Are you afraid of needles?
A top COVID-19 expert said on Tuesday it’s unlikely that we’ll need a booster shot in the future.
Dr. Monica Gandhi, like so many experts, is thrilled by the efficacy of the three vaccines from Moderna, Pfizer-BioNTech and Johnson & Johnson. "After vaccination, you form what are called memory cells," she explained. "The memory cells means they just last in your body for decades."
Dr. Gandhi is a professor of medicine at UCSF and Associate Division Chief of the Division of HIV, Infectious Diseases and Global Medicine at San Francisco General Hospital.
With so many people afraid of needles, this means just one or two pokes in the arm rather than three or more.

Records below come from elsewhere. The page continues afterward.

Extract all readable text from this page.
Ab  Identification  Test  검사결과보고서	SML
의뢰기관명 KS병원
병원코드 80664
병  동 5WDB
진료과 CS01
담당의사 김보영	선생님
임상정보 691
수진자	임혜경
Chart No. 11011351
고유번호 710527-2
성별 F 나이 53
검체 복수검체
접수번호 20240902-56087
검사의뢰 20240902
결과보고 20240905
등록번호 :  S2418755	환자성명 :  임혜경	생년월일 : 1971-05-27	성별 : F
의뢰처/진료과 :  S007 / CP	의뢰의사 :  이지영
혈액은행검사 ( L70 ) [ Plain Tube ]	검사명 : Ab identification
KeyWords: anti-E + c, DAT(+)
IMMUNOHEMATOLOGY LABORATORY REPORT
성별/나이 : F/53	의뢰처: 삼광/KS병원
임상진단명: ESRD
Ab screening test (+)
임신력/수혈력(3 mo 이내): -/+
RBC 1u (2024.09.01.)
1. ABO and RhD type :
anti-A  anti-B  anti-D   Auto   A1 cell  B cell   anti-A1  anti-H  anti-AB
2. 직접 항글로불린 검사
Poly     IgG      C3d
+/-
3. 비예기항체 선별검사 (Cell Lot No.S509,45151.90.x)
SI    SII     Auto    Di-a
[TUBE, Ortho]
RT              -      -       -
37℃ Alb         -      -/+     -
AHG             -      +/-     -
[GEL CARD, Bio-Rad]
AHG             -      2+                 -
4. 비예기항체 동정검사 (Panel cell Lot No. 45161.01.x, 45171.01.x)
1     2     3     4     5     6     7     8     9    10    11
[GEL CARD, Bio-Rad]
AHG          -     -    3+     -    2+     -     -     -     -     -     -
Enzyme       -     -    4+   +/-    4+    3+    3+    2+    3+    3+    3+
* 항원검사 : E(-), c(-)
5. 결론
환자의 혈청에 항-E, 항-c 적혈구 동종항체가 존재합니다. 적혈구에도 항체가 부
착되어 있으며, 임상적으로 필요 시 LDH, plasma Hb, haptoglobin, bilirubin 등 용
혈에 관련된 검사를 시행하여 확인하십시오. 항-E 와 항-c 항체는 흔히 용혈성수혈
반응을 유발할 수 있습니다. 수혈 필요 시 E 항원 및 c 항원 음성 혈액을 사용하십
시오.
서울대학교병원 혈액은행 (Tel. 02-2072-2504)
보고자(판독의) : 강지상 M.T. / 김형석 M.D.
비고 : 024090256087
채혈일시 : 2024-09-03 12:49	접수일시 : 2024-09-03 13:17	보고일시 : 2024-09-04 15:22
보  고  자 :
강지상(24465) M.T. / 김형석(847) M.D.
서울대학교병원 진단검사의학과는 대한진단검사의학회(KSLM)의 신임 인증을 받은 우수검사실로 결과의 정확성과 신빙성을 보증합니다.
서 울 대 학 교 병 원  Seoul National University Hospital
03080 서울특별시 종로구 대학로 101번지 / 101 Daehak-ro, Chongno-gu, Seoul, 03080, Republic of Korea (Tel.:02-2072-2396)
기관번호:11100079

That’s one more step toward herd immunity, Dr. Gandhi added.
"(That gets us) into the category of those vaccines that you get after a very long intervals, like diphtheria, pertussis, tetanus, measles, mumps, rubella," she said. "Those are great vaccines because you kind of forget about it in between those long periods."
Of course, this is Dr. Gandhi’s well-informed opinion - not fact.
She told KCBS Radio that too much of the world’s dialogue on the possible need for future COVID-19 booster shots comes from pharmaceutical CEOs, who would in turn naturally profit from booster shots.